On Wed, 19 Jan 2011 00:00:59 +0100 Robert Kawulak <robert.kawulak@gmail.com> wrote:
From: Artyom Ok let's thing what do you need iterators for? Accessing "characters" if so you are most likely doing something terribly wrong as you ignore the fact that codepoint != character.
I would say such iterator is wrong by design unless you develop a Unicode algorithm that relates to code point.
Now wouldn't it be nice if ascii_t (or whatever it's called) and utf*_t string classes had 3 kinds of iterators: - storage iterator (char, wchar_t etc.), - codepoint iterator, - character iterator.
The current iterators fall under the storage iterator category, but code-point iterators are easily possible.

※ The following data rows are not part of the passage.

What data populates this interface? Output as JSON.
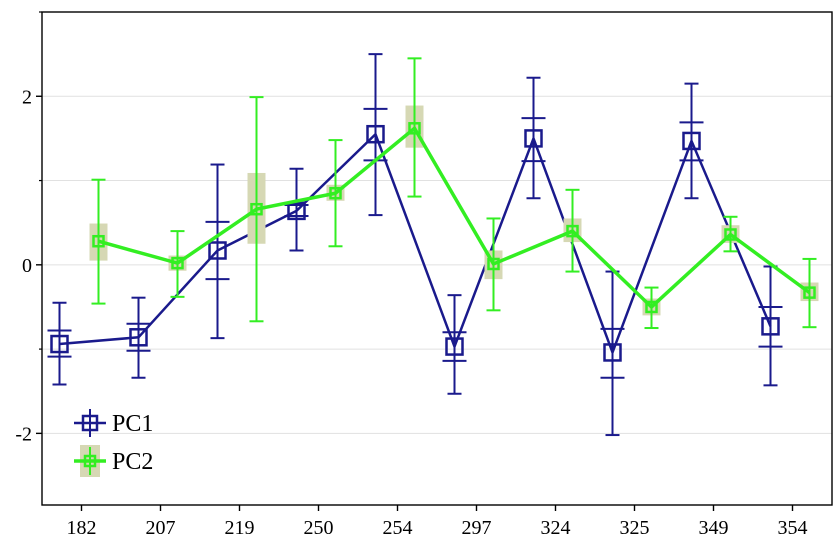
{
  "chart_data": {
    "type": "line",
    "title": "",
    "xlabel": "",
    "ylabel": "",
    "categories": [
      "182",
      "207",
      "219",
      "250",
      "254",
      "297",
      "324",
      "325",
      "349",
      "354"
    ],
    "ylim": [
      -2.85,
      3.0
    ],
    "yticks": [
      -2,
      0,
      2
    ],
    "ytick_labels": [
      "-2",
      "0",
      "2"
    ],
    "grid": true,
    "legend_position": "bottom-left",
    "series": [
      {
        "name": "PC1",
        "color": "#1a1a8c",
        "marker": "open-square",
        "mean": [
          -0.94,
          -0.86,
          0.17,
          0.64,
          1.55,
          -0.97,
          1.5,
          -1.04,
          1.47,
          -0.73
        ],
        "box_low": [
          -1.09,
          -1.02,
          -0.17,
          0.58,
          1.24,
          -1.14,
          1.23,
          -1.34,
          1.24,
          -0.97
        ],
        "box_high": [
          -0.78,
          -0.7,
          0.51,
          0.71,
          1.85,
          -0.8,
          1.74,
          -0.76,
          1.69,
          -0.5
        ],
        "whisker_low": [
          -1.42,
          -1.34,
          -0.87,
          0.17,
          0.59,
          -1.53,
          0.79,
          -2.02,
          0.79,
          -1.43
        ],
        "whisker_high": [
          -0.45,
          -0.39,
          1.19,
          1.14,
          2.5,
          -0.36,
          2.22,
          -0.08,
          2.15,
          -0.02
        ]
      },
      {
        "name": "PC2",
        "color": "#33ee22",
        "marker": "open-square",
        "mean": [
          0.28,
          0.02,
          0.66,
          0.85,
          1.62,
          0.01,
          0.4,
          -0.5,
          0.36,
          -0.33
        ],
        "box_low": [
          0.05,
          -0.07,
          0.25,
          0.76,
          1.39,
          -0.17,
          0.27,
          -0.6,
          0.26,
          -0.43
        ],
        "box_high": [
          0.49,
          0.11,
          1.09,
          0.95,
          1.89,
          0.17,
          0.55,
          -0.4,
          0.47,
          -0.21
        ],
        "whisker_low": [
          -0.46,
          -0.38,
          -0.67,
          0.22,
          0.81,
          -0.54,
          -0.08,
          -0.75,
          0.16,
          -0.74
        ],
        "whisker_high": [
          1.01,
          0.4,
          1.99,
          1.48,
          2.45,
          0.55,
          0.89,
          -0.27,
          0.57,
          0.07
        ]
      }
    ]
  }
}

Character iterators may require help from a full-fledged Unicode library (I don't yet know whether there's a simple way to determine what code-points are combining ones, I doubt there is), but they should be doable too.
You could then reuse many existing algorithms to perform operations on a level that is sufficient in a given situation [...] I don't know Unicode quirks enough to tell how useful this interface would be, but it seems interesting.
And intriguing. When I get back to the Unicode string classes, I'll look into adding such iterators. -- Chad Nelson Oak Circle Software, Inc. * * *